Come nasce un suo progetto? Che peso hanno analisi e intuizione?

I progetti hanno storie molto diverse fra di loro. Alcuni – i più felici – trovano risposte immediate dall’analisi del contesto: “il primo atto progettuale è l’analisi critica del sito” (L-C), altri richiedono un rovello tecnico-critico più prolungato. È innegabile però che la ricerca serva quanto l’intuizione.

Quanto ha influito il disegno digitale sul modo di lavorare? Che peso ha lo schizzo nella sua maniera di progettare?

Il disegno digitale sta cambiando radicalmente il modo di lavorare (trasmissione dei dati in tempo reale fra le differenti parti del mondo) ma si tratta, appunto, di strumenti operativi. Lo schizzo “tradizionale” porta con sé una speranza progettuale che il computer non offre. Personalmente non rinuncio mai allo schizzo che, per mezzo della mano, è in diretta relazione col pensiero.

Quanto la fase di cantiere incide sul risultato finale?

Sempre più la fase di cantiere incide sul risultato finale, poiché la distinzione fra pratica e progetto rappresenta una delle sfide più grandi da risolvere nel lavoro quotidiano di un architetto.

Crede che i vincoli siano un limite o un valore da volgere a proprio favore?

I vincoli sono indispensabili per ogni atto progettuale, sono parte essenziale della soluzione finale.

Preferisce lavorare con il pubblico o con il privato?

L’architettura per sua natura è un’attività sociale e pubblica, modifica lo spazio di vita dell’uomo per cui, indipendentemente dalla committenza è sempre un fatto collettivo.

Come riesce a bilanciare l’uso di materiali tradizionali e quelli più vicini alla recente tecnica delle costruzioni?

Spesso i nuovi materiali offerti dal mercato edilizio esasperano una retorica della tecnica che niente aggiunge al risultato finale. L’opera di architettura resta pur sempre un manufatto dell’uomo che scarica le proprie forze al suolo (il principio di gravità).

Le risorse rinnovabili. Pensa siano solo un rimedio agli errori del passato o anche una buona maniera per fare architettura?

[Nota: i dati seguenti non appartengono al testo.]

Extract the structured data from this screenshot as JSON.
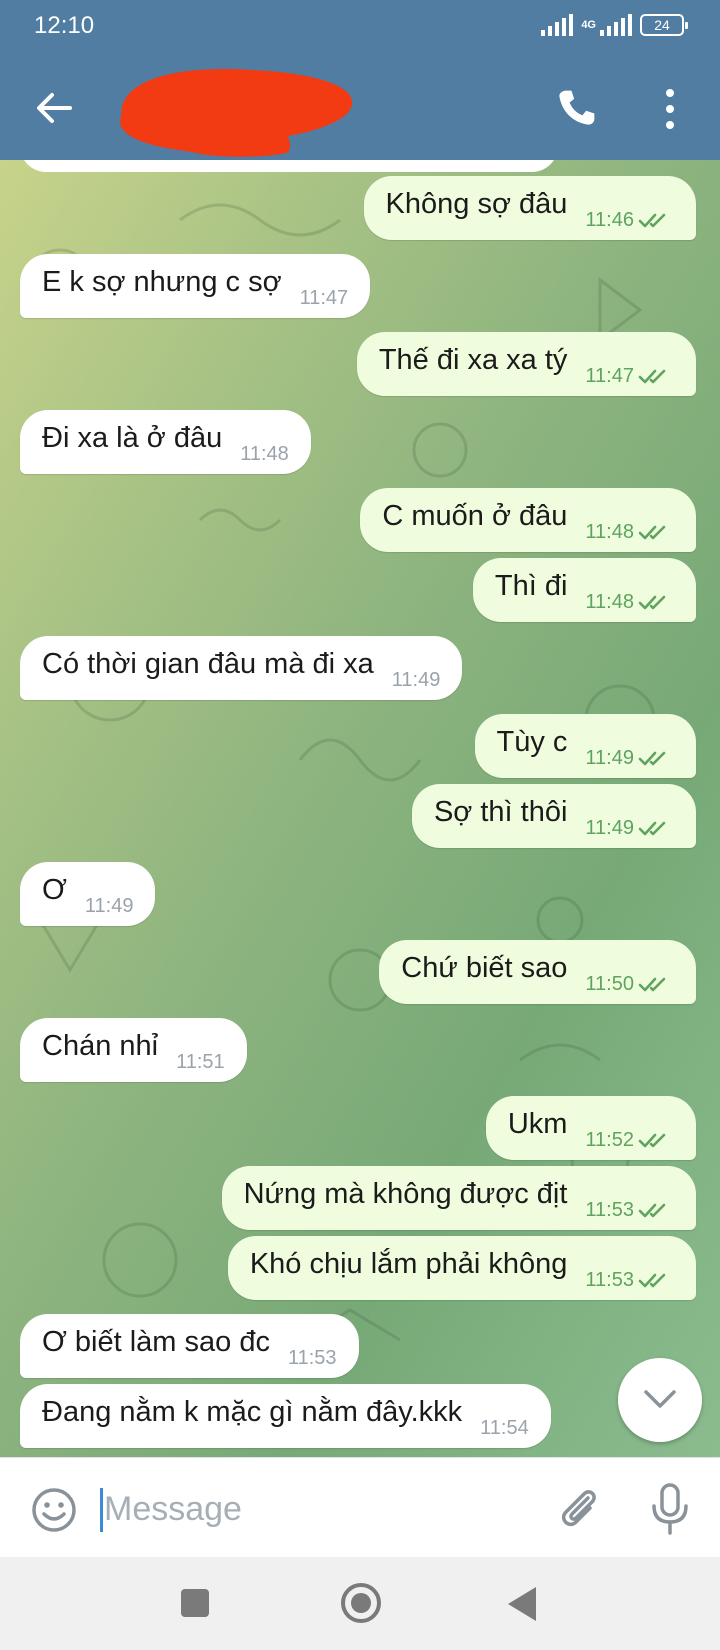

Le architetture del passato sono sempre state “sostenibili”, invece la degenerazione del moderno ha creato edifici “maldestri” che hanno sollevato inevitabili critiche verso le nuove realtà. È logico che oggi si tenti di rimediare ai paradossali errori del passato e trasformare questi correttivi in nuove opportunità progettuali.

Quale il progetto che più la rappresenta o quello al quale è più legato?

Il prossimo progetto.

Il tema con il quale spera di confrontarsi nel prossimo futuro o quali i progetti già in divenire?

Mi auguro di poter lavorare ancora per qualche decennio attorno a temi che saranno di volta in volta definiti dalla collettività. Il vero committente per l’architetto è la storia.